See below for our list of energy-saving tips that will work for the whole state, plus some specific to your region of Oregon.

Statewide

  1. If you have a ceiling fan, set it to turn counterclockwise to keep air circulating downward to maintain a breeze indoors.
  2. During the day, close your windows and close the blinds, shades or curtains to keep heat outside. Light-colored window coverings help reflect heat away.
  3. When temperatures drop at night or early in the morning, open your windows and doors and use exchange fans to draw cooler air in.
  4. If you have central air conditioning installed in your home, add weather stripping around drafty doors and windows to make sure cool air isn’t escaping.
  5. If you have room air conditioning unit(s) installed in windows of your home, ensure all gaps around the units are sealed tight to prevent cool air from escaping.
  6. Appliances create heat when they’re on. Wait until you have a full load to run your clothes washer and dishwasher, and run them in the evening when it’s cooler.

Eastern Oregon

  1. If you don’t have air conditioning, try evaporative cooling to help maintain a good balance of humidity.
  2. Plant shade trees on the sunniest sides of your home, especially if you live in a relatively open, flat area.
  3. If wildfire smoke is a concern, make sure to keep windows closed and avoid using window air conditioning units. Instead, consider a central air conditioner or evaporative cooler. See other tips for wildfire season.
  4. Check and replace your air conditioner filters regularly, especially if wildfire smoke is prevalent in your area.
  5. Add water savings into your routine by using low-flow showerheads and fixtures, and consider an ENERGY STAR® washing machine to save even more water and energy.

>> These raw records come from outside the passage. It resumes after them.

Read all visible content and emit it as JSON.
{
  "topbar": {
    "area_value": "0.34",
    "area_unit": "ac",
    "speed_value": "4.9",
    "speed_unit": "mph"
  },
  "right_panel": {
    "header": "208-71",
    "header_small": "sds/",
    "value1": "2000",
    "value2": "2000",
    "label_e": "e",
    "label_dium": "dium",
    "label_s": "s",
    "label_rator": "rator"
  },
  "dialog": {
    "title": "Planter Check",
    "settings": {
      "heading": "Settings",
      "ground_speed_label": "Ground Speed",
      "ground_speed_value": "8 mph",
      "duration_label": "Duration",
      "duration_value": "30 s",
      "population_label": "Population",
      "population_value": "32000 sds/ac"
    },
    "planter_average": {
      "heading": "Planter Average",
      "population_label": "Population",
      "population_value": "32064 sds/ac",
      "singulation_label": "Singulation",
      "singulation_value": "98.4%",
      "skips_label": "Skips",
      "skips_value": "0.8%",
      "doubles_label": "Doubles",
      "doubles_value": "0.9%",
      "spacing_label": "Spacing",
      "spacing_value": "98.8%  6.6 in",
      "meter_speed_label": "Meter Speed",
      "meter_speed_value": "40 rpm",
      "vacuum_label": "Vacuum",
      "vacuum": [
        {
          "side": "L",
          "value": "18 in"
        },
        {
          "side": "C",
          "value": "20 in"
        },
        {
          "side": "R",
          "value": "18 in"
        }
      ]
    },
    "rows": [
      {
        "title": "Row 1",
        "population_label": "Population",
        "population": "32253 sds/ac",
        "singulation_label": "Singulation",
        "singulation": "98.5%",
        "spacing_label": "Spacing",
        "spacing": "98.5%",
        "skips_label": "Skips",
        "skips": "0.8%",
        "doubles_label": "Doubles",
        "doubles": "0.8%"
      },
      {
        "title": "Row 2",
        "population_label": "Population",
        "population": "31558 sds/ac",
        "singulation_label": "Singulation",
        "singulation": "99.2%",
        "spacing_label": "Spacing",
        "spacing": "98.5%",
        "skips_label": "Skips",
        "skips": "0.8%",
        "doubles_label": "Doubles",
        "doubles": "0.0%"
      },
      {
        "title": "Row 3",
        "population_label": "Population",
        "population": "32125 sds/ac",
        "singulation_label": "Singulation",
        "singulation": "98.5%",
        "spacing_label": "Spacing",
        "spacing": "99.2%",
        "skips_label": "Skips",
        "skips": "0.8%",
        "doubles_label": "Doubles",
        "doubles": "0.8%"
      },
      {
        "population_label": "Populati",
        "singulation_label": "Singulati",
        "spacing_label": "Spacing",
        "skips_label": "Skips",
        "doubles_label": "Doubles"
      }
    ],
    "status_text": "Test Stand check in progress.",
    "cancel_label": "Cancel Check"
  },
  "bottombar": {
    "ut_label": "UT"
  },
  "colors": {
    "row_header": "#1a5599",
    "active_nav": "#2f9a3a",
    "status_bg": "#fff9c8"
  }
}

Northwest Oregon and Portland Metro

  1. If you rent your home, consider adding drop shades on your west and south-facing windows and make sure to have them drawn during the hottest parts of the day.
  2. Skip the oven and spend more time grilling outside this summer. You’ll become an expert grill master and you’ll save energy by keeping your home cooler.
  3. Fans are your friends. Use a window fan on the shady side of your house to pull cool air in, and a second fan on the opposite side to blow hot air out.
  4. If you live on the coast, salty air can shorten the lifespan of your HVAC system if you have a heat pump or air conditioner. Check your outdoor unit to see if it needs maintenance or repair to ensure it functions properly when needed for cooling.
  5. If you have a pool, make sure to cover it or use a thermal blanket to reduce energy costs when it isn’t being used.

Southwest Oregon

  1. Plant shade trees on the sunniest sides of your home, especially if you live in a relatively open, flat area.
  2. If wildfire smoke is a concern, make sure to keep windows closed and avoid using window air conditioning units. Instead, consider a central air conditioner or evaporative cooler.
  3. Check and replace your air conditioner filters regularly, especially if wildfire smoke is prevalent in your area. See other tips for wildfire season.
  4. Though it might feel good to blast the AC, it also raises utility bills. Save by setting the temperature to 72–75° F when you’re home and a few degrees higher when away. A smart thermostat can make these adjustments automatically by learning your preferences. You can also use a ceiling fan to circulate cool air so you don’t have to set the temperature as low.
  5. Check your fridge and freezer doors to make sure they seal tightly and keep cold air in. If you see gaps or the seal is loose, you may need to replace the gasket to avoid losing energy and money needlessly.